Niyetim; Ömer, Nacettin, Dursun, Recep ve Zeki’yi arayıp birlikte Çayeli’ni dolaşmaktı.

Önce, sevgili annem ve rahmetli babamla birlikte kahvaltıyı yapıp dışarı çıktım.

Fakat aniden karar değiştirdim.

Pazar gününü de göz önüne alarak kafamdaki planımdan vaz geçerek arkadaşlarımı aramadım.

Önce İstanbul, oradan da İzmir’e tayinle gittikten sonra ilk defa Çayeli’ne silah-ı rahim yapmıştım.

Çayeli’nin merkezinde ki denize açılan kapısı olan “İskele Caddesi” yanında ki “Mesut Yılmaz Parkının” içinden geçerek deniz kıyısına ulaştım. Yürümeye başladım. Bir yandan denize bir yandan da Çayeli’ne paralel inen dağlara baka baka Çayeli Lisesinin denize bakan arka tarafının dibine kadar geldim.

Eski Lise binamız yerinde yoktu!

Yıkılmış, yerine yenisi yapılmış ve üstelik de bir bankanın ismi verilmişti!

Ayaklarım orada sabitlenmişti!

İleriye doğru bir adım bile atamıyordum!

Yeni yapılan bina bana o kadar yabancı gelmişti ki; başımı deniz tarafına çevirerek lise yıllarında üzerlerinde oturduğumuz kayalara doğru yürümeye başladım.
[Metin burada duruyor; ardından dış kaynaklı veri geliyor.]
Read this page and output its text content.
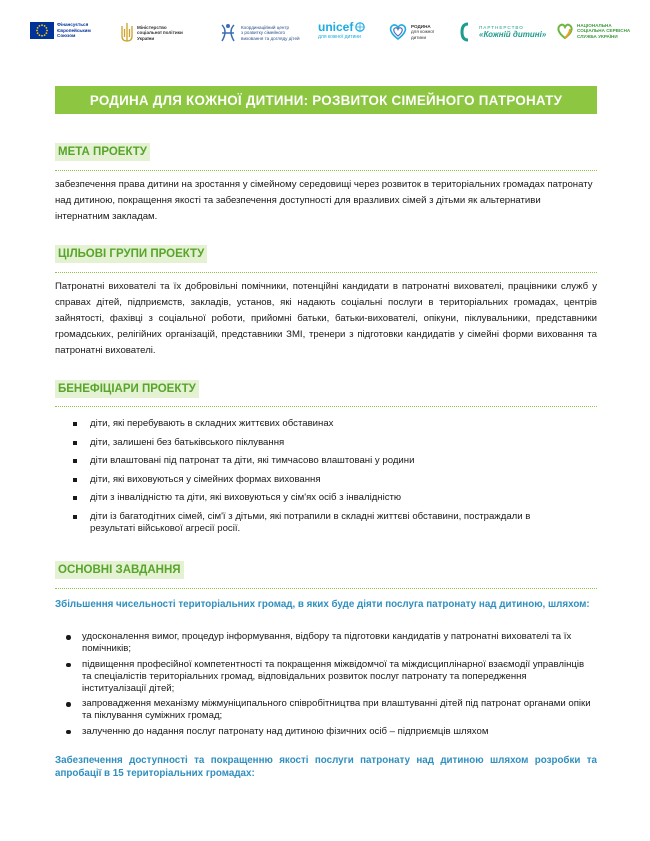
Фінансується
Європейським
Союзом
Міністерство
соціальної політики
України
Координаційний центр
з розвитку сімейного
виховання та догляду дітей
unicef
для кожної дитини
РОДИНА
для кожної
дитини
ПАРТНЕРСТВО
«Кожній дитині»
НАЦІОНАЛЬНА
СОЦІАЛЬНА СЕРВІСНА
СЛУЖБА УКРАЇНИ
РОДИНА ДЛЯ КОЖНОЇ ДИТИНИ: РОЗВИТОК СІМЕЙНОГО ПАТРОНАТУ
МЕТА ПРОЕКТУ

забезпечення права дитини на зростання у сімейному середовищі через розвиток в територіальних громадах патронату над дитиною, покращення якості та забезпечення доступності для вразливих сімей з дітьми як альтернативи інтернатним закладам.

ЦІЛЬОВІ ГРУПИ ПРОЕКТУ

Патронатні вихователі та їх добровільні помічники, потенційні кандидати в патронатні вихователі, працівники служб у справах дітей, підприємств, закладів, установ, які надають соціальні послуги в територіальних громадах, центрів зайнятості, фахівці з соціальної роботи, прийомні батьки, батьки-вихователі, опікуни, піклувальники, представники громадських, релігійних організацій, представники ЗМІ, тренери з підготовки кандидатів у сімейні форми виховання та патронатні вихователі.

БЕНЕФІЦІАРИ ПРОЕКТУ
діти, які перебувають в складних життєвих обставинах
діти, залишені без батьківського піклування
діти влаштовані під патронат та діти, які тимчасово влаштовані у родини
діти, які виховуються у сімейних формах виховання
діти з інвалідністю та діти, які виховуються у сім'ях осіб з інвалідністю
діти із багатодітних сімей, сім'ї з дітьми, які потрапили в складні життєві обставини, постраждали в результаті військової агресії росії.
ОСНОВНІ ЗАВДАННЯ

Збільшення чисельності територіальних громад, в яких буде діяти послуга патронату над дитиною, шляхом:

удосконалення вимог, процедур інформування, відбору та підготовки кандидатів у патронатні вихователі та їх помічників;
підвищення професійної компетентності та покращення міжвідомчої та міждисциплінарної взаємодії управлінців та спеціалістів територіальних громад, відповідальних розвиток послуг патронату та попередження інституалізації дітей;
запровадження механізму міжмуніципального співробітництва при влаштуванні дітей під патронат органами опіки та піклування суміжних громад;
залученню до надання послуг патронату над дитиною фізичних осіб – підприємців шляхом

Забезпечення доступності та покращенню якості послуги патронату над дитиною шляхом розробки та апробації в 15 територіальних громадах:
Sırtımı binaya vererek kendime güzel oturulabilecek bir kaya bularak denizin dalgalarını izlemeye başladım.

Karışık duygular içindeydim. Çayeli Lisesinin denize bakan arka bahçesinde arkadaşlarımla ne voltalar atmış, demir korkulukları aşarak şu anda oturduğum deniz kıyısına gelerek ne güzel anılar biriktirmişim diye düşüncelere dalmıştım.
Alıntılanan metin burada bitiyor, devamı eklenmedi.